High-Temperature Material Properties from First Principles

PI Mark Messner, Argonne National Laboratory
Co-PI Sam Sham, Argonne National Laboratory
Roberto Pasianot, National Atomic Energy Commission, Argentina
Hugo Mosca, National Atomic Energy Commission, Argentina
Sebastián Jaroszewicz, National Atomic Energy Commission, Argentina
Project Summary

This project aims to demonstrate, for the first time, the viability of assessing the long-term properties necessary for the design of new, high-temperature energy generation technologies. To do so, the researchers will carry out a large grid of molecular dynamics calculations spanning several orders of magnitude in strain rate and initial defect density.

Project Description

Traditional structural engineering design considers only time-independent failure modes: either a structure will immediately fail under some combination of loads or it will not. In contrast, for high-temperature structural components failure is governed by time-dependent creep. Therefore, to design safe and effective structural components for next-generation high temperature nuclear reactors, concentrating solar power systems, supercritical fossil fuel plants, and petro-chemical processing facilities, engineers need to know how a material will behave under very long periods of load at high temperatures. This information is often not available because of the very long time required to complete the necessary experiments.

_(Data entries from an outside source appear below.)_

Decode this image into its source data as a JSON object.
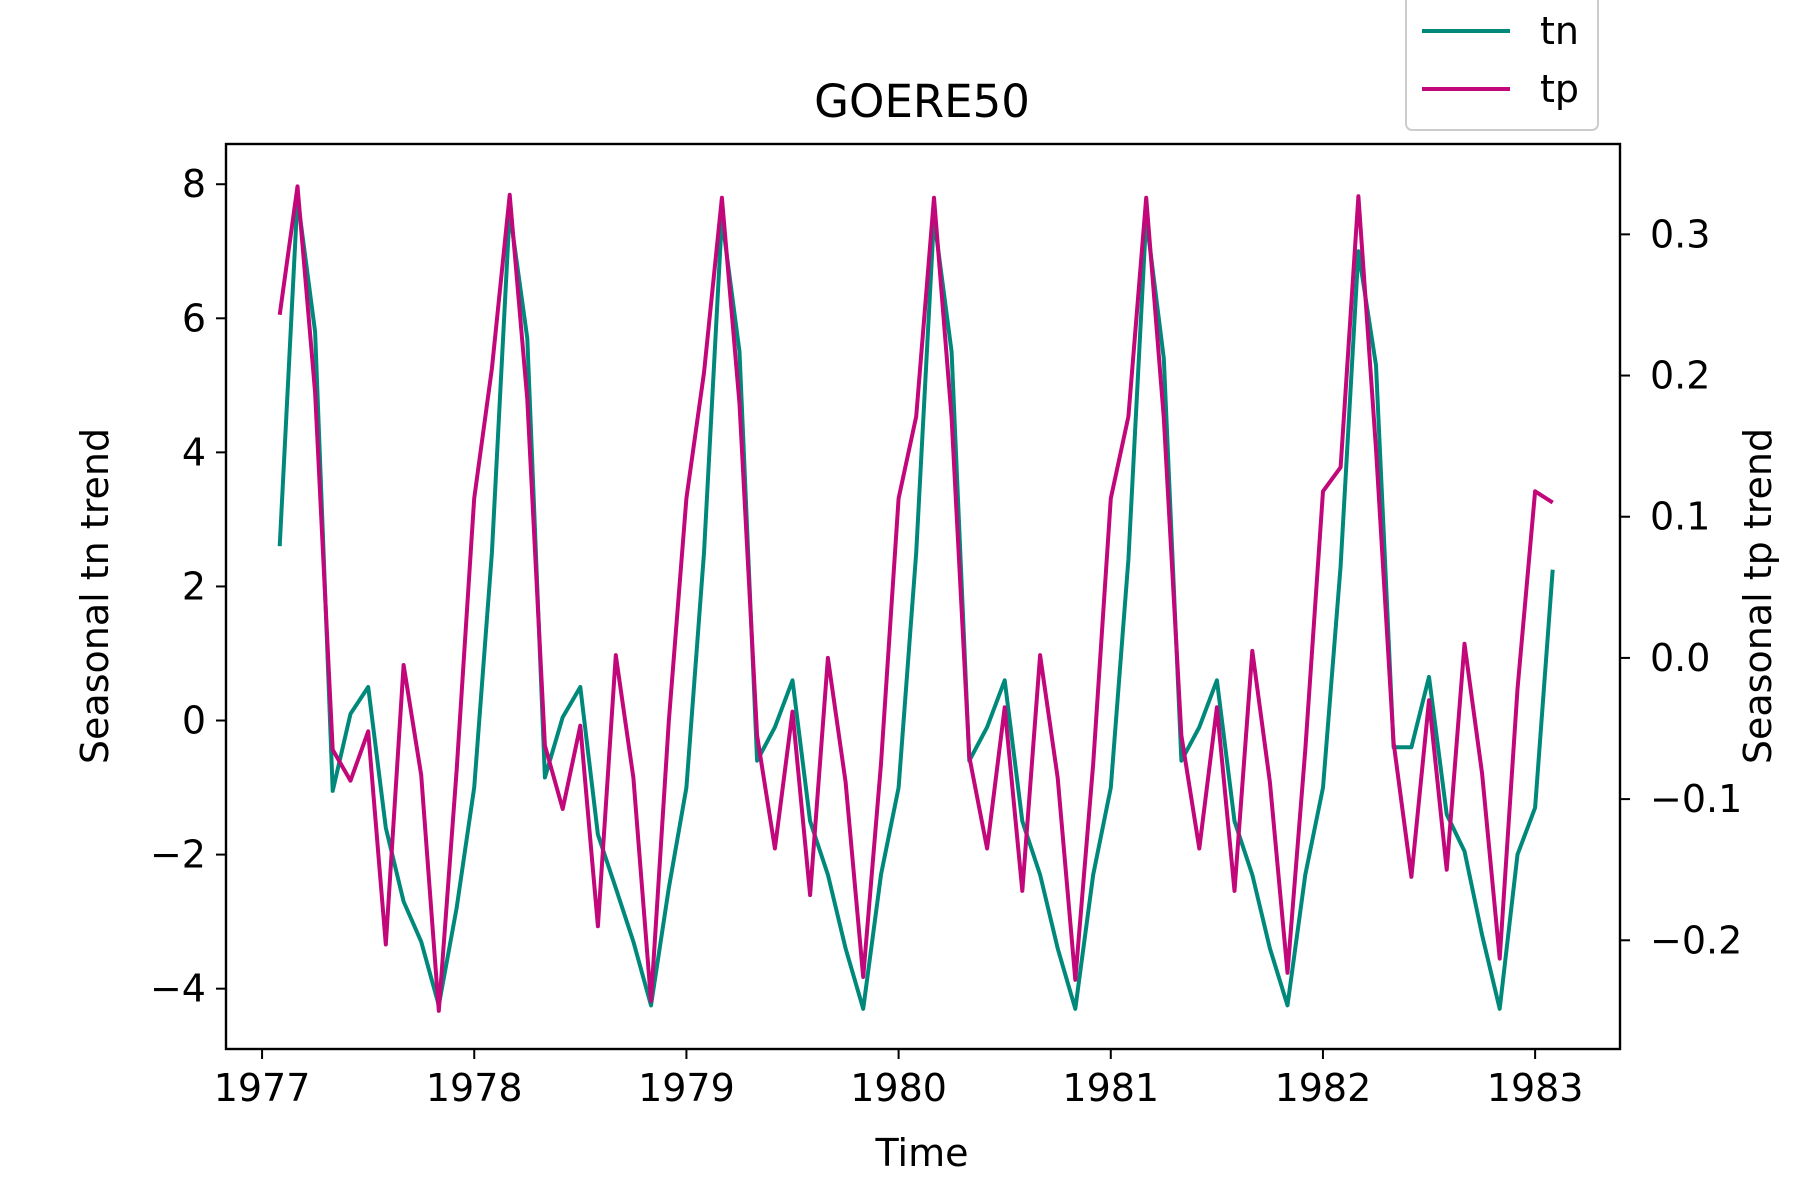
{
  "chart_data": {
    "type": "line",
    "title": "GOERE50",
    "xlabel": "Time",
    "ylabel_left": "Seasonal tn trend",
    "ylabel_right": "Seasonal tp trend",
    "xlim": [
      1976.83,
      1983.4
    ],
    "ylim_left": [
      -4.9,
      8.6
    ],
    "ylim_right": [
      -0.277,
      0.364
    ],
    "x_ticks": [
      1977,
      1978,
      1979,
      1980,
      1981,
      1982,
      1983
    ],
    "y_ticks_left": [
      -4,
      -2,
      0,
      2,
      4,
      6,
      8
    ],
    "y_ticks_right": [
      -0.2,
      -0.1,
      0.0,
      0.1,
      0.2,
      0.3
    ],
    "x_tick_labels": [
      "1977",
      "1978",
      "1979",
      "1980",
      "1981",
      "1982",
      "1983"
    ],
    "y_tick_labels_left": [
      "−4",
      "−2",
      "0",
      "2",
      "4",
      "6",
      "8"
    ],
    "y_tick_labels_right": [
      "−0.2",
      "−0.1",
      "0.0",
      "0.1",
      "0.2",
      "0.3"
    ],
    "grid": false,
    "legend_position": "top-right, above plot",
    "series": [
      {
        "name": "tn",
        "axis": "left",
        "color": "#00897B",
        "x": [
          1977.083,
          1977.167,
          1977.25,
          1977.333,
          1977.417,
          1977.5,
          1977.583,
          1977.667,
          1977.75,
          1977.833,
          1977.917,
          1978.0,
          1978.083,
          1978.167,
          1978.25,
          1978.333,
          1978.417,
          1978.5,
          1978.583,
          1978.667,
          1978.75,
          1978.833,
          1978.917,
          1979.0,
          1979.083,
          1979.167,
          1979.25,
          1979.333,
          1979.417,
          1979.5,
          1979.583,
          1979.667,
          1979.75,
          1979.833,
          1979.917,
          1980.0,
          1980.083,
          1980.167,
          1980.25,
          1980.333,
          1980.417,
          1980.5,
          1980.583,
          1980.667,
          1980.75,
          1980.833,
          1980.917,
          1981.0,
          1981.083,
          1981.167,
          1981.25,
          1981.333,
          1981.417,
          1981.5,
          1981.583,
          1981.667,
          1981.75,
          1981.833,
          1981.917,
          1982.0,
          1982.083,
          1982.167,
          1982.25,
          1982.333,
          1982.417,
          1982.5,
          1982.583,
          1982.667,
          1982.75,
          1982.833,
          1982.917,
          1983.0,
          1983.083
        ],
        "values": [
          2.6,
          7.8,
          5.8,
          -1.05,
          0.1,
          0.5,
          -1.6,
          -2.7,
          -3.3,
          -4.25,
          -2.8,
          -1.0,
          2.5,
          7.6,
          5.7,
          -0.85,
          0.05,
          0.5,
          -1.7,
          -2.5,
          -3.3,
          -4.25,
          -2.5,
          -1.0,
          2.5,
          7.5,
          5.5,
          -0.6,
          -0.1,
          0.6,
          -1.5,
          -2.3,
          -3.4,
          -4.3,
          -2.3,
          -1.0,
          2.5,
          7.5,
          5.5,
          -0.6,
          -0.1,
          0.6,
          -1.5,
          -2.3,
          -3.4,
          -4.3,
          -2.3,
          -1.0,
          2.4,
          7.5,
          5.4,
          -0.6,
          -0.1,
          0.6,
          -1.5,
          -2.3,
          -3.4,
          -4.25,
          -2.3,
          -1.0,
          2.3,
          7.0,
          5.3,
          -0.4,
          -0.4,
          0.65,
          -1.4,
          -1.95,
          -3.2,
          -4.3,
          -2.0,
          -1.3,
          2.25
        ]
      },
      {
        "name": "tp",
        "axis": "right",
        "color": "#C2077A",
        "x": [
          1977.083,
          1977.167,
          1977.25,
          1977.333,
          1977.417,
          1977.5,
          1977.583,
          1977.667,
          1977.75,
          1977.833,
          1977.917,
          1978.0,
          1978.083,
          1978.167,
          1978.25,
          1978.333,
          1978.417,
          1978.5,
          1978.583,
          1978.667,
          1978.75,
          1978.833,
          1978.917,
          1979.0,
          1979.083,
          1979.167,
          1979.25,
          1979.333,
          1979.417,
          1979.5,
          1979.583,
          1979.667,
          1979.75,
          1979.833,
          1979.917,
          1980.0,
          1980.083,
          1980.167,
          1980.25,
          1980.333,
          1980.417,
          1980.5,
          1980.583,
          1980.667,
          1980.75,
          1980.833,
          1980.917,
          1981.0,
          1981.083,
          1981.167,
          1981.25,
          1981.333,
          1981.417,
          1981.5,
          1981.583,
          1981.667,
          1981.75,
          1981.833,
          1981.917,
          1982.0,
          1982.083,
          1982.167,
          1982.25,
          1982.333,
          1982.417,
          1982.5,
          1982.583,
          1982.667,
          1982.75,
          1982.833,
          1982.917,
          1983.0,
          1983.083
        ],
        "values": [
          0.243,
          0.334,
          0.188,
          -0.065,
          -0.087,
          -0.052,
          -0.203,
          -0.005,
          -0.083,
          -0.25,
          -0.08,
          0.113,
          0.205,
          0.328,
          0.183,
          -0.062,
          -0.107,
          -0.048,
          -0.19,
          0.002,
          -0.085,
          -0.243,
          -0.045,
          0.113,
          0.202,
          0.326,
          0.18,
          -0.055,
          -0.135,
          -0.038,
          -0.168,
          0.0,
          -0.088,
          -0.226,
          -0.075,
          0.113,
          0.171,
          0.326,
          0.17,
          -0.07,
          -0.135,
          -0.035,
          -0.165,
          0.002,
          -0.085,
          -0.228,
          -0.075,
          0.113,
          0.171,
          0.326,
          0.17,
          -0.055,
          -0.135,
          -0.035,
          -0.165,
          0.005,
          -0.088,
          -0.223,
          -0.065,
          0.118,
          0.135,
          0.327,
          0.148,
          -0.06,
          -0.155,
          -0.03,
          -0.15,
          0.01,
          -0.082,
          -0.213,
          -0.022,
          0.118,
          0.11
        ]
      }
    ]
  }
}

Ideally, the required time-dependent material properties could be generated from first-principles simulations upscaled to engineering properties using multiscale, physics-based models. This would reduce or avoid lengthy tests and decrease the time between the discovery of a new material and the point it actually enters service. However, there are two key challenges in advancing models of high temperature structural deformation and damage down to the atomistic length scale: (1) time scale -- MD simulations typically span microseconds at best, creep deformation occurs over a period of years; and (2) modeling sufficient defects -- creep deformation depends on defects in the metal's crystal lattice (dislocations, vacancies, and voids), not the bulk lattice properties. Relevant MD calculations would need to contain enough atoms to represent a statistically meaningful quantity of defects.

To address the first issue, the researchers will use a novel multiscale method based on homogenizing the rate of state variables, rather than the variables themselves, interpolating sparse MD data with machine learning techniques, and assuming steady state behavior to extrapolate in time. The team will address the second issue with large-scale use of HPC. Recent results published in Nature (Zepeda-Ruiz et al., 2017) demonstrate the MD calculations with size from 15M to 300M atoms are both feasible with current HPC resources and provide information that is directly relevant to crystal plasticity modeling.

This ALCC project will support a large grid of MD calculations spanning several orders of magnitude in strain rate and initial defect density. Specifically, the team will complete 70 calculations on 16M atom boxes. The researchers developed and tested the potential and the postprocessing methods required to generate data for the higher length scale models using a discretionary grant from Argonne National Laboratory. Additionally, the time requested in this proposal would cover the cost of running higher length scale calculations to extract useful engineering material properties, including temperature/time dependent material flow strengths and creep predictions.

This project will be completed in partnership with scientists from CNEA (Argentina’s Atomic Energy Agency). Successful completion would, for the first time, demonstrate the viability of assessing the long-term properties necessary for the design of new, high-temperature energy generation technologies.